Tuesday, August 31, 2010
This, it seems, is news you can use (emphasis added):
One of the most contentious issues in the vast literature about alcohol consumption has been the consistent finding that those who don't drink actually tend to die sooner than those who do. The standard Alcoholics Anonymous explanation for this finding is that many of those who show up as abstainers in such research are actually former hard-core drunks who had already incurred health problems associated with drinking.
But a new paper in the journal Alcoholism: Clinical and Experimental Research suggests that for reasons that aren't entirely clear abstaining from alcohol does actually tend to increase one's risk of dying even when you exclude former drinkers. The most shocking part?

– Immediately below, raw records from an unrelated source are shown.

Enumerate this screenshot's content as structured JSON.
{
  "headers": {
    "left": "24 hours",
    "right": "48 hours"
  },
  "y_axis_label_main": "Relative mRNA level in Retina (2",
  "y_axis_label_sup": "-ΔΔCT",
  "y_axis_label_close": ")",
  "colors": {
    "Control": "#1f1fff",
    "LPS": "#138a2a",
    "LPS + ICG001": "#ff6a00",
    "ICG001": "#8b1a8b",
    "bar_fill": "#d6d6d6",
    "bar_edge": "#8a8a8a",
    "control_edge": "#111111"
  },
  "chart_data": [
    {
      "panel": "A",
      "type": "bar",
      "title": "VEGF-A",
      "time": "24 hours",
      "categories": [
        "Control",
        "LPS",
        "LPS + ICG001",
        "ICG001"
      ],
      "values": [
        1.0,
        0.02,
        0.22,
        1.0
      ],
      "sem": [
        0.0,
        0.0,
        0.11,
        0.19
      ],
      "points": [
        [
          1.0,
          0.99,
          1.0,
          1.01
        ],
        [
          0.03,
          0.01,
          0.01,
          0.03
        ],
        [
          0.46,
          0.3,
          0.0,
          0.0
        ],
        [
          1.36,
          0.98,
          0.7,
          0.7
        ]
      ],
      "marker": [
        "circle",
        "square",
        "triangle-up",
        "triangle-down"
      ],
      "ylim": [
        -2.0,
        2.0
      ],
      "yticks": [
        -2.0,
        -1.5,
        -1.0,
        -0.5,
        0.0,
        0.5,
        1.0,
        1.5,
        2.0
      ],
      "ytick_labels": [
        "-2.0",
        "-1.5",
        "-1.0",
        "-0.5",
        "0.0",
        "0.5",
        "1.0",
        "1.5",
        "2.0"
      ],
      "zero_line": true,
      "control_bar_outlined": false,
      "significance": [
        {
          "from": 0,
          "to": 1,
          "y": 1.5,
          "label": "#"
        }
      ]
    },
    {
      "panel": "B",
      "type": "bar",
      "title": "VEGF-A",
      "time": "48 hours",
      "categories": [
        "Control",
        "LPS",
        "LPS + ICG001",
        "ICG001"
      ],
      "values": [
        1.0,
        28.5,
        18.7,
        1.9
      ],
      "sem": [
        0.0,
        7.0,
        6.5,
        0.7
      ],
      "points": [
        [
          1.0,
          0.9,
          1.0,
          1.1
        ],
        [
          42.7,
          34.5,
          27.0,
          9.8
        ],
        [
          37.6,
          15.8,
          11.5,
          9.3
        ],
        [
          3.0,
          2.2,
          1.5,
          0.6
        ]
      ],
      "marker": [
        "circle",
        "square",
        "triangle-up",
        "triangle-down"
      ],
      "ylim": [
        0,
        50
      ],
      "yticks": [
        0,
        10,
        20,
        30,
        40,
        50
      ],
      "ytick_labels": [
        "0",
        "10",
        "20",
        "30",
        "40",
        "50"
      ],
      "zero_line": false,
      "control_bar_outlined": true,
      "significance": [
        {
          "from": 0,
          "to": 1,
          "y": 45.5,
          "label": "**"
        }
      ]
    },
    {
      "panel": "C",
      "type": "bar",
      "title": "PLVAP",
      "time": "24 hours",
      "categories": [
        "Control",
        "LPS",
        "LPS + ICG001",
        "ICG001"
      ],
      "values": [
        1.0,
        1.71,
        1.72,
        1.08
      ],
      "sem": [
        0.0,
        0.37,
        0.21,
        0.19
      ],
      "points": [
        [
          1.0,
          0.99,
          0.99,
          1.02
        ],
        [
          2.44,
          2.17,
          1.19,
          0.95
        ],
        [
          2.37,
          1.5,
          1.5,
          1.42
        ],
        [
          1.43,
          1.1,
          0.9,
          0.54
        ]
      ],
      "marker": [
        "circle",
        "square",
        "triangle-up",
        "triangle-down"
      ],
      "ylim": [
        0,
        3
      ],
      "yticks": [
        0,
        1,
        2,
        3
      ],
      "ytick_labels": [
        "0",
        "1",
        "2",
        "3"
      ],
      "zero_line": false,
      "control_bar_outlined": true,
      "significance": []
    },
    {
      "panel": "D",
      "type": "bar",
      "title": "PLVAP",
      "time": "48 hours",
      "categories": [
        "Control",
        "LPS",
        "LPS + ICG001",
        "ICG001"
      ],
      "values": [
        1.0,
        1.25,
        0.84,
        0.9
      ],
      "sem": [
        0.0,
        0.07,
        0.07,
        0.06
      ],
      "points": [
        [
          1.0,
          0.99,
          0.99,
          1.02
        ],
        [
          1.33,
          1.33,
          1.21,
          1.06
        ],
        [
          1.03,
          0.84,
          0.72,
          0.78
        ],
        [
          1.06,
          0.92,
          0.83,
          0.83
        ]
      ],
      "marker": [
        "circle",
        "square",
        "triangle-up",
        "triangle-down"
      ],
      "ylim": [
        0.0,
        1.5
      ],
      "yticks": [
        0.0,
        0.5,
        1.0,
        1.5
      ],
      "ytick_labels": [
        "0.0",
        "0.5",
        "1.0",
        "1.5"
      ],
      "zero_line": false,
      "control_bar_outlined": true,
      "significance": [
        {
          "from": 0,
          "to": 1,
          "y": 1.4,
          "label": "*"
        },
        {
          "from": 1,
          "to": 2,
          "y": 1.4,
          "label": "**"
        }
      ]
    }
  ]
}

Abstainers' mortality rates are higher than those of heavy drinkers...
[E]ven after controlling for nearly all imaginable variables — socioeconomic status, level of physical activity, number of close friends, quality of social support and so on — the researchers (a six-member team led by psychologist Charles Holahan of the University of Texas at Austin) found that over a 20-year period, mortality rates were highest for those who had never been drinkers, second-highest for heavy drinkers and lowest for moderate drinkers.
We moderate-to-heavy drinkers will try not to lord our superior longevity over the rest of you.
CWCID: Glenn Reynolds.
The next question is, what do the abstainers die of? Is there a big excess for one disease, or is it across the board?
I drink very little, because alcohol makes me depressed. Also, alcoholic drinks are hideously expensive in the UK, because of the high level of tax.
But how much of that drinking is triggered by failed or failing marriage, rather than vice versa? I know one poor man who was driven to alcoholism by his evil bitch harpy of a wife, the divorce, and said harpy's efforts to teach the children to hate their father.
He has since mostly recovered, for anyone feeling concern.
Evidently, prior the the 1920s and prohibition, taxes on liquor were the primary source of income for the federal government. With prohibition, they had to institute an income tax to compensate for the lost revenues from liquor. When prohibition went away, amazingly the income tax did not, but was added to the reinstated liquor tax to expand government.
Perhaps we should drink more if it means we can get rid of the income tax. (Like that would ever happen.)